Fall 2018 Newsletter
Featured Story
Neely Named Distinguished Alumnus
The Department of History is honored to award Jack Neely the fourth annual Distinguished Alumnus Award. Neely (’81) is the executive director of the Knoxville History Project, but his love for history began before he could read. Tales of King Arthur, Robin Hood, and Davy Crockett, combined with his father’s interest in world history, built the foundation for a lifelong passion.
Neely began his college career at UT studying journalism. He spent a few months as an undeclared English major interested in modern poetry until one day he realized, to his surprise, that he had more credits in history than English.

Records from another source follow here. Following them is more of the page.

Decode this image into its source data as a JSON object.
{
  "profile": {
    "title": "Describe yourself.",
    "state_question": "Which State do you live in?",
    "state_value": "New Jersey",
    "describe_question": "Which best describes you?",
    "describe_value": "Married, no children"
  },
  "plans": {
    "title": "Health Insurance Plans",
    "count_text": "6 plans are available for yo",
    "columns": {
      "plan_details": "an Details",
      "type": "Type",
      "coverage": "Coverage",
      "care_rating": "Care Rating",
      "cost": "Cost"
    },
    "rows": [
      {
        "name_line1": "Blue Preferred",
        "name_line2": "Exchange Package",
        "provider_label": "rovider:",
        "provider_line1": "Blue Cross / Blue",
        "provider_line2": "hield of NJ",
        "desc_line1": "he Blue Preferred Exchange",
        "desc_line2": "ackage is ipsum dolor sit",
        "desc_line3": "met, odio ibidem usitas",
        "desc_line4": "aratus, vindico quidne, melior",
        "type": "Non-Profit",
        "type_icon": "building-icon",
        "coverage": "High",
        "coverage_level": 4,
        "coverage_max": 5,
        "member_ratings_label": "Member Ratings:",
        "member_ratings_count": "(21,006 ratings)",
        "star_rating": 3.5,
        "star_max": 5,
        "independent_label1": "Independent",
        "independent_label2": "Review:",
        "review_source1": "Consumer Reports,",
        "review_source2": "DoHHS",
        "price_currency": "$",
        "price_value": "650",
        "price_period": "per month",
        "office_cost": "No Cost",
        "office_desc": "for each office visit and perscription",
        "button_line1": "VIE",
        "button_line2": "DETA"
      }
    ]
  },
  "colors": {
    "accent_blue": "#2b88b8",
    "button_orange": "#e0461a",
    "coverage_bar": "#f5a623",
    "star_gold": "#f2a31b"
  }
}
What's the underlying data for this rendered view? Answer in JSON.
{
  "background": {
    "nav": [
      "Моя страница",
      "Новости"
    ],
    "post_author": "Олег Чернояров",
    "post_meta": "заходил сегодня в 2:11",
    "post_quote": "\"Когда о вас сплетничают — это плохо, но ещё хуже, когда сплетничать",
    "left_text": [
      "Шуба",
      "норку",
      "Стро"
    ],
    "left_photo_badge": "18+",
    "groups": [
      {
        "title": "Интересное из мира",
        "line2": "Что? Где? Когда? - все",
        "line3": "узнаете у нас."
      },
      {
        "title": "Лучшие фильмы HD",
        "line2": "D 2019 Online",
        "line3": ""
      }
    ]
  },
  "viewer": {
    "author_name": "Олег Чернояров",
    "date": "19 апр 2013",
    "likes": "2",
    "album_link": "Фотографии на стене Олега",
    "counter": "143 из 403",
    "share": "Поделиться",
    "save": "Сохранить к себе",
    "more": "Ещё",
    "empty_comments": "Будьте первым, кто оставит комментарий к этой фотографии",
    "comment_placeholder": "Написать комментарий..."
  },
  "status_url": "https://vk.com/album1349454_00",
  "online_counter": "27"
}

“I think I took every undergraduate class that Bruce Wheeler and Milton Klein taught,” Neely says. “I remember several other faculty I had for one class or so, and no two were at all alike. The worldviews they presented were so different that it was startling to see any of them together. To me, that was part of what made history, which is really a synonym for reality, so interesting.”
Neely credits his history degree for giving him the skills to investigate more or less everything.
Since graduating, Neely has combined his passion for history with his journalism experience to become one of the most distinguished journalists in Knoxville and its best known historian. For more than two decades, he was a staff writer, columnist, and associate editor of Metro Pulse. He then helped to found the Knoxville Mercury, for which he wrote a weekly history column and features pertaining to Knoxville history. At the same time, he founded the Knoxville History Project, whose mission is to research and promote the history of Knoxville. He has written a number of books on Knoxville history, gives many tours and lectures each year, and mentors UT undergraduates through his role in the department’s course on public history.